Last year, two Whitehall agencies commissioned the expert team known as the ‘nudge unit’ to lead review exercises comparing the speed and quality of work produced by machines and humans
Government has revealed that two departments last year took part in an exercise to test and compare the performance of humans and generative artificial intelligence tools in producing reports to support policymaking.
A new research document published on GOV.UK indicates that the Behavioural Insights Team (BIT) – formerly part of government itself, and popularly known as the ‘Nudge Unit’ – was commissioned in early 2024 to “investigate the robustness and reliability of using generative AI to help produce rapid evidence reviews”.
Used to provide headline insights for policymakers and analysis, these reviews are widely used in government and are intended to “collate and examine the best available academic evidence on a particular topic”.
To test the capabilities of AI in conducting such exercises, BIT – working on behalf of the Departments for Culture, Media and Sport, and Science, Innovation and Technology – ran two parallel reviews, the first of which relied solely on work from humans. The second was “AI-assisted”, with researchers using a variety of tools – including free versions of Elicit and Consensus, and paid-for versions of Claude 2 and ChatGPT 4 – to scan, select, analyse, and synthesise evidence on the topic of the “impact of technology diffusion on UK growth and productivity”.

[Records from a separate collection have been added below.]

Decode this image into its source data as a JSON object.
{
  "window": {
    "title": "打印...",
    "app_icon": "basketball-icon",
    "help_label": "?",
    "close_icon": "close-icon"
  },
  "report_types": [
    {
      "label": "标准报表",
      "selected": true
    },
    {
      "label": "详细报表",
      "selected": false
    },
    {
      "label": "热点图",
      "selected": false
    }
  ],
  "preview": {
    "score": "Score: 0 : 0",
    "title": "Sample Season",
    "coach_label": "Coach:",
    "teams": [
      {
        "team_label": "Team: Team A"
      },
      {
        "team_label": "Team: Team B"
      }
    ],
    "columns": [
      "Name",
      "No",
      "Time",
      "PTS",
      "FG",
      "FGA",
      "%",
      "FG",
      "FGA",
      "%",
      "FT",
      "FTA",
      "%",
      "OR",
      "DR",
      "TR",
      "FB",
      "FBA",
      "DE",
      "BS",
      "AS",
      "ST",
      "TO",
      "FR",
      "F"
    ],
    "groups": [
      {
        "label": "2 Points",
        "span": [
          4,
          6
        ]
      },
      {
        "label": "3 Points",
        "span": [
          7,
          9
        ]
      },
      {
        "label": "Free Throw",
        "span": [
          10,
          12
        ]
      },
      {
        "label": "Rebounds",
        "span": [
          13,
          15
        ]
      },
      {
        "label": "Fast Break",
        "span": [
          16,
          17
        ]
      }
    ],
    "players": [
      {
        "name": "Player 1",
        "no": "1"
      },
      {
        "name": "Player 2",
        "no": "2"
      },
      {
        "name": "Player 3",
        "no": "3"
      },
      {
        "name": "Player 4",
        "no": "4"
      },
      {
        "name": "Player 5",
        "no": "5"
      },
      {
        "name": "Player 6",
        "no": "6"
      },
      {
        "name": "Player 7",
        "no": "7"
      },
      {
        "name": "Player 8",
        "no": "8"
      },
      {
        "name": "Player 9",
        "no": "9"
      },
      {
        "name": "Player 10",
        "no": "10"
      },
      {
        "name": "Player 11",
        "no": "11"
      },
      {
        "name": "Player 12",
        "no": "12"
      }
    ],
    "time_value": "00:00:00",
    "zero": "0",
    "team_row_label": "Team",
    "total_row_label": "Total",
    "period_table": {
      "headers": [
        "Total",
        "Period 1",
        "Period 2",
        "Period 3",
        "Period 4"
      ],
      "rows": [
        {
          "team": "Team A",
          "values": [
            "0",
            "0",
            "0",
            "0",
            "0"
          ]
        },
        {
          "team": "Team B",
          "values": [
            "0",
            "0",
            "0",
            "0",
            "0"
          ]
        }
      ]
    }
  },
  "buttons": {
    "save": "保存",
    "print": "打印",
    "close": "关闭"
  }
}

The generative platforms were provided with a 350-word prompt, with the ultimate instruction that “based on your assessment of the evidence, distil any insights into 3/4 main policymaking implications for the UK government to consider”.
Once the reviews were completed, the outcomes were assessed against two main metrics: speed; and quality.
Related content
- Action hero? Experts examine government’s grand AI plan
- Gen AI tool for councils to ‘turn blurry maps and handwritten notes into clear, digital data’

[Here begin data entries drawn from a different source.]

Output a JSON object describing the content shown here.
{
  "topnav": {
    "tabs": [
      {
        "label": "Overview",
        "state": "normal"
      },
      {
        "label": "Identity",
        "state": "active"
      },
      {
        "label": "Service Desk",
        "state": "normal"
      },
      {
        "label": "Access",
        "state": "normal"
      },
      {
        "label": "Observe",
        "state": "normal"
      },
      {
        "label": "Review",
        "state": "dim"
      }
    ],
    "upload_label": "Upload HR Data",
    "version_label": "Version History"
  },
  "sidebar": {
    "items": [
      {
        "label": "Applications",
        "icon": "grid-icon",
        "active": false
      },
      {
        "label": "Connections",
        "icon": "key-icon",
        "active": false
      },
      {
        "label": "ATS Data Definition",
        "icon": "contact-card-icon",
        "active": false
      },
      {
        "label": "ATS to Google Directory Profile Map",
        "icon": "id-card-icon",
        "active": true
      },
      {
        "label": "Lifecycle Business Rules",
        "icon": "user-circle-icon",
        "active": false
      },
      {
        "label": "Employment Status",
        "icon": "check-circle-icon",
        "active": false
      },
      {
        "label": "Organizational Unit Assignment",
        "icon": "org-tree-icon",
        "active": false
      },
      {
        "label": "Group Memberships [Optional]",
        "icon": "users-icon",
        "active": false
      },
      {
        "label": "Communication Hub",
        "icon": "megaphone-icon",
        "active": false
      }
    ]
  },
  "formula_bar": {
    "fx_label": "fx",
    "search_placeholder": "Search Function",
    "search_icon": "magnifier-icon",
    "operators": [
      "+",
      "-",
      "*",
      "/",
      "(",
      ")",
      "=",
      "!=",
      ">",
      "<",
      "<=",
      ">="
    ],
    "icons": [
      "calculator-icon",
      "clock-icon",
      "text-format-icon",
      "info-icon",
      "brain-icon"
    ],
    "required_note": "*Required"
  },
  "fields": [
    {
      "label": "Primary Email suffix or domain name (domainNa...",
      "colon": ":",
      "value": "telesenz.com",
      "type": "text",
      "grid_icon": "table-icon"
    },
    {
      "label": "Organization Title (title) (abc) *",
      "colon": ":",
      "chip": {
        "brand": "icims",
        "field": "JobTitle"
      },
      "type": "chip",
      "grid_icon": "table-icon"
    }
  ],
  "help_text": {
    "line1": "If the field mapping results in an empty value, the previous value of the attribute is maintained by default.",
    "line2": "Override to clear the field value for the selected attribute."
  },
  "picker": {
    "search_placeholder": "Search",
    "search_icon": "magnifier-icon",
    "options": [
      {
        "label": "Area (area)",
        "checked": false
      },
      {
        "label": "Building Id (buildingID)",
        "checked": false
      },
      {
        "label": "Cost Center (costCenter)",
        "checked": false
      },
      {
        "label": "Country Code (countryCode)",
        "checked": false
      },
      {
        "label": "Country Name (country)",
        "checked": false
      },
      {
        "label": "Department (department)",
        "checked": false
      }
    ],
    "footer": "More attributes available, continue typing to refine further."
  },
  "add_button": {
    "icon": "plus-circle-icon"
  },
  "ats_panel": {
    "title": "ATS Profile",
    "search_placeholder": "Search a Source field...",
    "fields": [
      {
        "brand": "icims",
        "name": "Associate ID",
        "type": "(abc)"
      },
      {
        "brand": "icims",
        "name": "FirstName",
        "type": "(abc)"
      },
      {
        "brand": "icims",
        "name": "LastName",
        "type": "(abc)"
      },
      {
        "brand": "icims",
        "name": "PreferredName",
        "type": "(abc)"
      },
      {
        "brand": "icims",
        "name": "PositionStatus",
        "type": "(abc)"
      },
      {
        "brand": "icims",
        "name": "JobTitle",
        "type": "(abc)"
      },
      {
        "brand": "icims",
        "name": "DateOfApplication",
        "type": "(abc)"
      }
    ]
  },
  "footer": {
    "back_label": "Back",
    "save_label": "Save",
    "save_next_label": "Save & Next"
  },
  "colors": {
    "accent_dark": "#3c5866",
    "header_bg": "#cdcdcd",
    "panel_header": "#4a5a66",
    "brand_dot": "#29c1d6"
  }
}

- DWP seeks leader to build gen AI team and plots £12m deal to target ‘to be identified business problems’
The first headline finding is that the AI-assisted review took 23% less time overall – with work completed in 90.5 hours, compared with 117.75 hours for the human-only exercise.
The biggest disparity was in the analysis phase, where humans took more than twice as long: 34 hours compared with 15.
The AI-based process was also much quicker at scanning and synthesis, taking a cumulative 34.5 hours, while humans working alone required 55.5 hours.
However, humans were more rapid – taking 10 hours, versus 14 for AI – in selecting which studies to use, “having engaged more deeply with the papers during the scanning phase”, the BIT research says.
There was an even bigger advantage for humans in final phase of making revisions to the report. For the AI-produced document, this required 27.5 hours. The entirely human-authored version needed just 18.25 hours.
The research adds: “It took longer to produce a draft of the human report, but our DCMS/DSIT partners assessed it as stronger than the AI-assisted first draft. It consequently required less time for revisions.”
On the issue of the quality of the reviews, BIT found that both the human and AI processes identified “credible” sources – albeit with “surprisingly little overlap”.
“There were 16 references [that] only [featured] in the human-only evidence review, 18 only in the AI-assisted evidence review and 4 in both,” the research finds.
The two processes each ultimately delivered three conclusions – two of which “were thematically similar”.
While the AI-led process produced a similar – and speedier – outcome to its human-only counterpart, the BIT study notes that “no single AI tool currently exists that can effectively conduct every step of the literature review process”.
The research also advises that its findings are not necessarily “generalisable [as] the ability of both humans and AI models to review literature will vary substantially, including by topic”.
“However, we think AI has the potential to enhance the process of conducting rapid evidence reviews,” the document says. “It is not yet a game-changer – it still produces occasional, peculiar hallucinations and errors which mean its outputs require manual verification. [But it] is improving quickly, so these issues may soon be reduced. We therefore recommend that more work be undertaken to understand how and when AI can be implemented in evidence reviews.”
BIT was created in 2010 as part of the Cabinet Office but was spun out in 2014 to become an independent consultancy. Since 2021, it has been owned by innovation charity Nesta.